Fave was confused by her odd statement, ready for her explanation.
She did not disappoint. “The lunula is the white half-moon shape at the base of a nail. It indicates general health.” She smiled chagrined, seemingly aware of her dictionary-reciting tone. “And the philtrum—the midline groove in the upper lip that runs from the top of the lip to the nose—has embryonic origins.” Her eyes dropped to his lips. “The deeper the philtrum, so people say, the better the person’s character.”
“And doI look healthy and upstanding to you despite the burn I recently suffered?” Fave asked teasingly. His voice sounded deeper than usual.
She gave a wistful smile, her cheeks resembling juicy apricots.
Fave lost all sense of the space between them when her examination of his fingers came up toward his mouth. He felt her gaze in his stomach. Unable to decide his next move, he deferred to automatism and made the tea.
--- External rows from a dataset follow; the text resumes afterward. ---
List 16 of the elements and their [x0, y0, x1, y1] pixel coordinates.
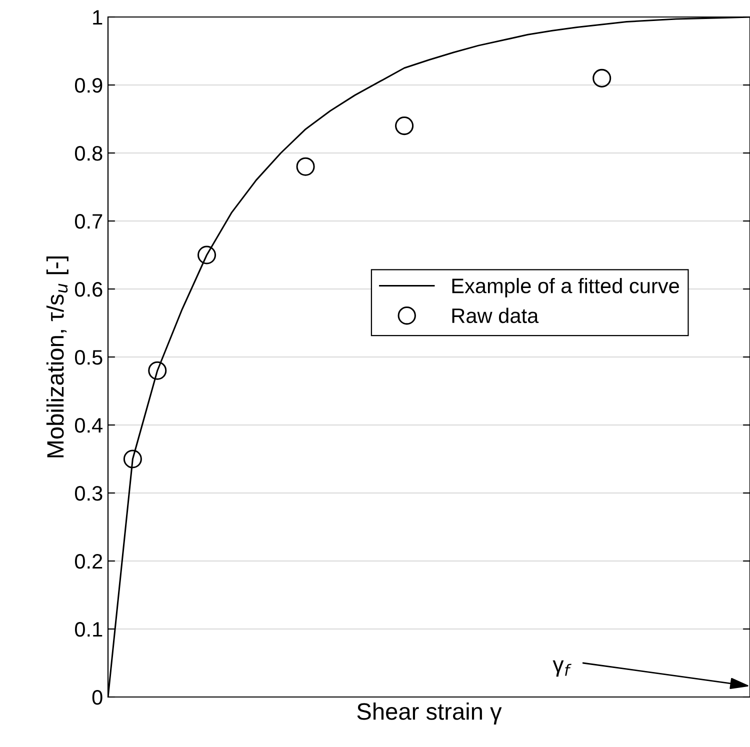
y-tick-label: 1	[93, 10, 102, 25]
y-tick-label: 0.5	[74, 350, 102, 365]
y-tick-label: 0.9	[74, 78, 102, 93]
legend-label: Example of a fitted curve	[452, 278, 679, 298]
y-tick-label: 0.1	[74, 622, 102, 637]
y-tick-label: 0.7	[74, 214, 102, 229]
x-axis-title: Shear strain γ	[357, 702, 502, 725]
y-tick-label: 0.6	[74, 282, 102, 297]
y-tick-label: 0.8	[74, 146, 102, 161]
y-tick-label: 0.4	[74, 418, 103, 433]
annotation: γ$_{f}$	[552, 660, 572, 677]
legend-label: Raw data	[452, 308, 539, 324]
y-axis-title: Mobilization, τ/s$_{u}$ [-]	[46, 256, 68, 458]
y-tick-label: 0	[92, 690, 102, 705]
y-tick-label: 0.2	[74, 554, 102, 569]
y-tick-label: 0.3	[74, 486, 102, 501]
Although he regretted the moment he removed his hand from her touch, he was unable to withstand her heat.
“What is this?” she asked. He’d wrapped a linen napkin around a marmalade jar, fogged with hot water, and contained it within a larger pickling jar.
“A makeshift insulator,” he said, grinning, proud of himself for thinking of it.
Her puzzlement lasted only a second before she broke into a smile that would have warmed Fave’s heart even if it were frozen into an arctic glacier.
“You created a heat pocket with an air chamber,” she beamed.
“You’re brilliant!” he shouted, excited by her knowledge of physics.
Their eyes met and held.
“No, you did it. I just said it.” She bit her lip, feeling it tingling when her eyes found his, but something prevented her from holding his gaze.